Arriving in Rome in 1624, Poussin quickly responded to the great works of antiquity and the Renaissance that he saw around him. The dances and celebrations of the Ancient World were his greatest inspiration, and dancing satyrs and ecstatic nymphs quickly became the subjects of his paintings. With its joyful, light-hearted movement that, A Bacchanalian Revel before a Term (1632–3) epitomises this moment in Poussin’s career.
In a sunlit glade, a group of revellers whirl around before a statue of Pan, the Roman god of shepherds, woodland and wild behaviour. This party certainly looks a little wild: one dancer is nude, the others scantily clad in drapery that slips aside as they move. Our eye follows the dancers across the canvas, from the nymph squeezing grapes into the bowl of the expectant putti, through the meticulously choreographed limbs of the central group, finally tumbling to the fallen nymph and amorous satyr at lower right, whose advances have been spurred on by the vigour of the dancing and the strength of the wine. In the background, one putto cheekily drinks wine from a large vase, while another – having overindulged – sleeps drunkenly on the ground.

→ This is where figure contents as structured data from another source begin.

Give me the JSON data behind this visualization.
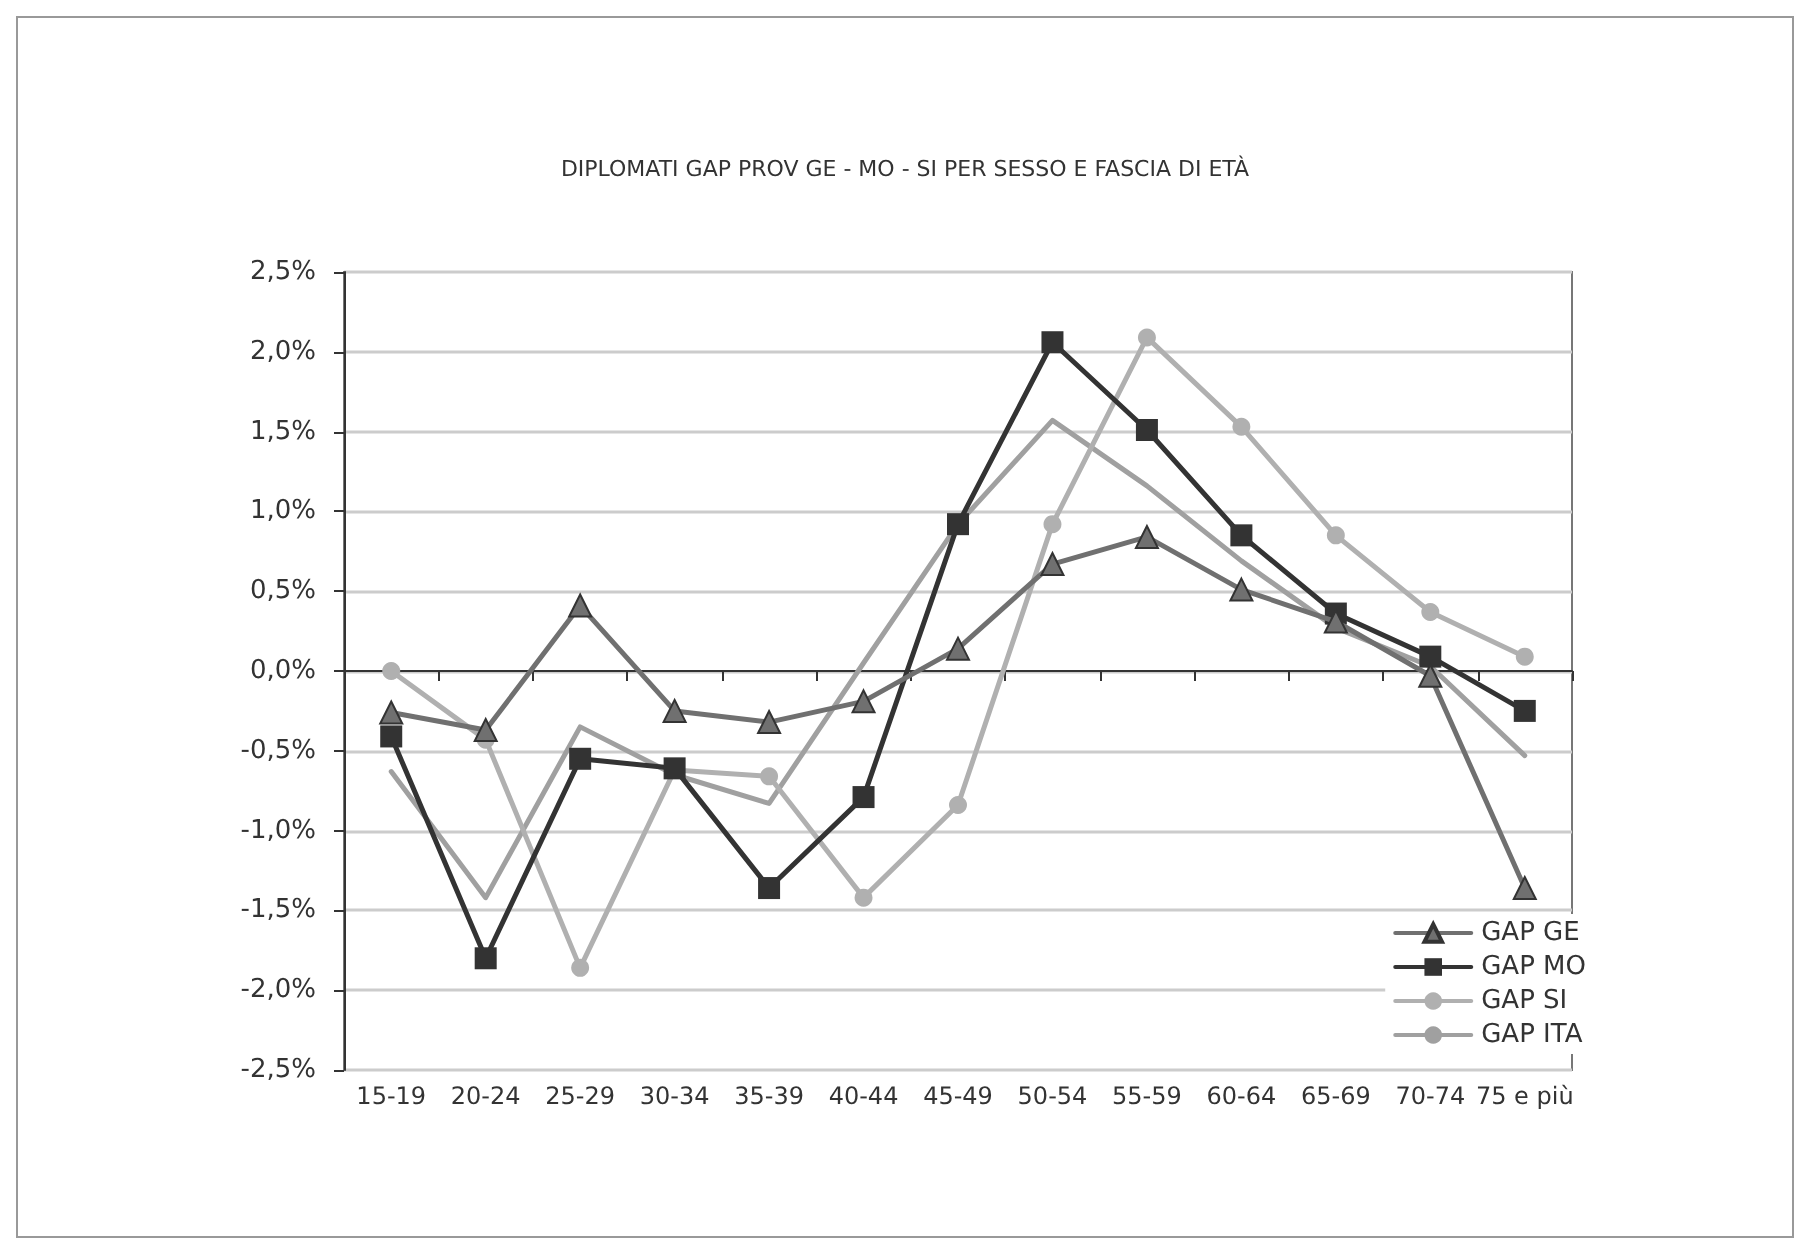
{
  "chart_data": {
    "type": "line",
    "title": "DIPLOMATI GAP PROV GE - MO - SI PER SESSO E FASCIA DI ETÀ",
    "categories": [
      "15-19",
      "20-24",
      "25-29",
      "30-34",
      "35-39",
      "40-44",
      "45-49",
      "50-54",
      "55-59",
      "60-64",
      "65-69",
      "70-74",
      "75 e più"
    ],
    "series": [
      {
        "name": "GAP GE",
        "color": "#707070",
        "marker": "triangle",
        "values": [
          -0.26,
          -0.37,
          0.41,
          -0.25,
          -0.32,
          -0.19,
          0.14,
          0.67,
          0.84,
          0.51,
          0.31,
          -0.03,
          -1.36
        ]
      },
      {
        "name": "GAP MO",
        "color": "#333333",
        "marker": "square",
        "values": [
          -0.41,
          -1.8,
          -0.55,
          -0.61,
          -1.36,
          -0.79,
          0.92,
          2.06,
          1.51,
          0.85,
          0.36,
          0.09,
          -0.25
        ]
      },
      {
        "name": "GAP SI",
        "color": "#b0b0b0",
        "marker": "circle",
        "values": [
          0.0,
          -0.43,
          -1.86,
          -0.62,
          -0.66,
          -1.42,
          -0.84,
          0.92,
          2.09,
          1.53,
          0.85,
          0.37,
          0.09
        ]
      },
      {
        "name": "GAP ITA",
        "color": "#a0a0a0",
        "marker": "none",
        "values": [
          -0.63,
          -1.42,
          -0.35,
          -0.65,
          -0.83,
          0.05,
          0.92,
          1.57,
          1.16,
          0.69,
          0.27,
          0.03,
          -0.53
        ]
      }
    ],
    "ylim": [
      -2.5,
      2.5
    ],
    "yticks": [
      {
        "value": -2.5,
        "label": "-2,5%"
      },
      {
        "value": -2.0,
        "label": "-2,0%"
      },
      {
        "value": -1.5,
        "label": "-1,5%"
      },
      {
        "value": -1.0,
        "label": "-1,0%"
      },
      {
        "value": -0.5,
        "label": "-0,5%"
      },
      {
        "value": 0,
        "label": "0,0%"
      },
      {
        "value": 0.5,
        "label": "0,5%"
      },
      {
        "value": 1.0,
        "label": "1,0%"
      },
      {
        "value": 1.5,
        "label": "1,5%"
      },
      {
        "value": 2.0,
        "label": "2,0%"
      },
      {
        "value": 2.5,
        "label": "2,5%"
      }
    ],
    "grid": "y",
    "legend": "bottom right",
    "line_style": "solid"
  }
}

Yet for all the wildness of his subject matter, Poussin’s dance is extremely precise. Look how the toes of the nymph pressing grapes intersect with the sleeping putto’s buttock, or the way the raised foot of the faun in yellow aligns with the nymph’s leg. It is likely that Poussin modelled his dancing figures in three dimensions as part of the painting process: we know from visitors to his studio that he made small figures out of wax, which he could pose and use to capture this “snapshot” of movement in his compositions. The crisp draperies and frieze-like arrangement of figures are indebted to the antique bas-reliefs that Poussin studied in Rome. In paintings such as the Bacchanalian Revel, he sought to equal the beauty of these ancient marbles in oil paint.